After spending a lot of time brainstorming ideas – I found one I was particularly proud of. The phrases “it happened in the blink of an eye “, “blink and you miss it” etc. are often used to talk about phenomena that happen really quickly. The literal meaning behind them is that it may as well happen that the phenomenon will start and end in the time it takes for you to finish a blink – leaving you with nothing to observe.

So how about we build a system that only does ‘something’ when you close your eyes? Thus now, every time you blink, or close your eyes – you miss ‘it’. You never actually have the experience but everyone around you does. I was personally satisfied with the concept but it was quite difficult to actually implement it given the very limited range of motion of our eyelids. Nonetheless, I ended up succeeding in doing so:

The mechanism that connects the switch to the eyelid movement. (double sided tape connects the thread to your eyelid. a piece of cardboard covered with aluminum foil and weighed down further using a coin serves as the conducting bridge.)

The simplified circuit

The switchboard. Two wires are taped to a piece of cardboard and aluminum foil is used to increase the surface area of conduction.

Demonstration:

Highlights:

The part I’m the most proud of in this project is devising the exact mechanism for the switch to work. Unlike the p5.js coding assignments, arduino and physical hardware is something I have no experience in – so this was my first time actually working with these elements and I had a lot of fun finding solutions to problems as they came up.

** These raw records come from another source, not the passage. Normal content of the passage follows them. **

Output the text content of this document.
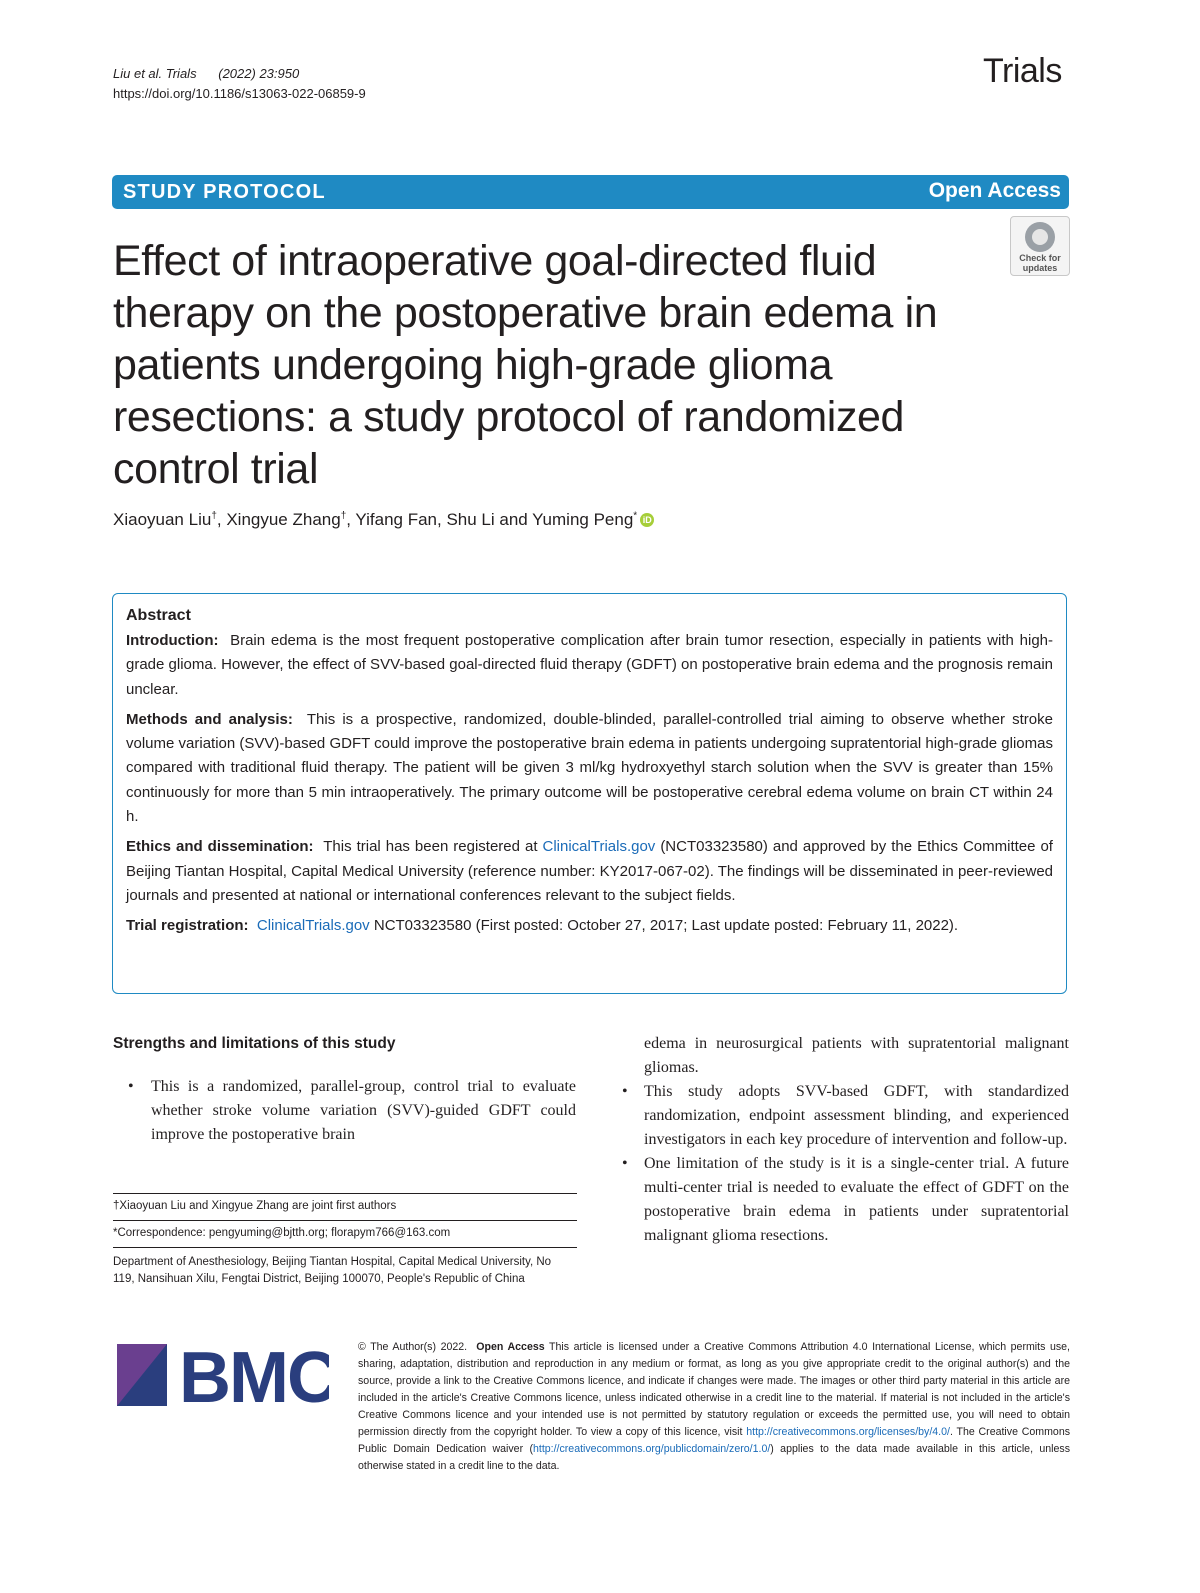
Liu et al. Trials (2022) 23:950
https://doi.org/10.1186/s13063-022-06859-9
Trials
STUDY PROTOCOL	Open Access
Check for
updates
Effect of intraoperative goal-directed fluid therapy on the postoperative brain edema in patients undergoing high-grade glioma resections: a study protocol of randomized control trial
Xiaoyuan Liu†, Xingyue Zhang†, Yifang Fan, Shu Li and Yuming Peng* iD
Abstract

Introduction: Brain edema is the most frequent postoperative complication after brain tumor resection, especially in patients with high-grade glioma. However, the effect of SVV-based goal-directed fluid therapy (GDFT) on postoperative brain edema and the prognosis remain unclear.

Methods and analysis: This is a prospective, randomized, double-blinded, parallel-controlled trial aiming to observe whether stroke volume variation (SVV)-based GDFT could improve the postoperative brain edema in patients undergoing supratentorial high-grade gliomas compared with traditional fluid therapy. The patient will be given 3 ml/kg hydroxyethyl starch solution when the SVV is greater than 15% continuously for more than 5 min intraoperatively. The primary outcome will be postoperative cerebral edema volume on brain CT within 24 h.

Ethics and dissemination: This trial has been registered at ClinicalTrials.gov (NCT03323580) and approved by the Ethics Committee of Beijing Tiantan Hospital, Capital Medical University (reference number: KY2017-067-02). The findings will be disseminated in peer-reviewed journals and presented at national or international conferences relevant to the subject fields.

Trial registration: ClinicalTrials.gov NCT03323580 (First posted: October 27, 2017; Last update posted: February 11, 2022).

Strengths and limitations of this study
• This is a randomized, parallel-group, control trial to evaluate whether stroke volume variation (SVV)-guided GDFT could improve the postoperative brain
†Xiaoyuan Liu and Xingyue Zhang are joint first authors
*Correspondence: pengyuming@bjtth.org; florapym766@163.com
Department of Anesthesiology, Beijing Tiantan Hospital, Capital Medical University, No 119, Nansihuan Xilu, Fengtai District, Beijing 100070, People's Republic of China
edema in neurosurgical patients with supratentorial malignant gliomas.
• This study adopts SVV-based GDFT, with standardized randomization, endpoint assessment blinding, and experienced investigators in each key procedure of intervention and follow-up.
• One limitation of the study is it is a single-center trial. A future multi-center trial is needed to evaluate the effect of GDFT on the postoperative brain edema in patients under supratentorial malignant glioma resections.
BMC © The Author(s) 2022. Open Access This article is licensed under a Creative Commons Attribution 4.0 International License, which permits use, sharing, adaptation, distribution and reproduction in any medium or format, as long as you give appropriate credit to the original author(s) and the source, provide a link to the Creative Commons licence, and indicate if changes were made. The images or other third party material in this article are included in the article's Creative Commons licence, unless indicated otherwise in a credit line to the material. If material is not included in the article's Creative Commons licence and your intended use is not permitted by statutory regulation or exceeds the permitted use, you will need to obtain permission directly from the copyright holder. To view a copy of this licence, visit http://creativecommons.org/licenses/by/4.0/. The Creative Commons Public Domain Dedication waiver (http://creativecommons.org/publicdomain/zero/1.0/) applies to the data made available in this article, unless otherwise stated in a credit line to the data.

For example, just taping the wires to the cardboard and using the aluminum foil as the switch worked – but it wasn’t as reliable due to the uncertain points of contact between the wire ends and the foil. I managed to remedy this by putting a layer of aluminum foil on the wire ends.

Next, the switch mechanism itself didn’t have enough weight so it wouldn’t rest properly on the wire ends. I changed this by putting a small coin as to add some weight to the mechanism – and this ended up working spectacularly.

Reflections and Future Work:

I’m proud of several decisions I made in the design of this switch as I stressed earlier. However, there are quite a few things I would do differently if I had to redo the project:

First, I would find a more effective way to connect my eyelids to the switch. The current method using double-sided tape works but is very inefficient. I am still unsure as to how I would do this though.

Second, the switch itself is fairly robust to perturbations – but I believe it can be improved further aesthetically and functionally. I can use a more stable base and find better configurations to place the aluminum foil such that it covers the best area possible.

Lastly, since all my time was spent focusing on the switch, my actual design for the lights can definitely improve by a lot. I would like to add more LEDs to make my design prettier.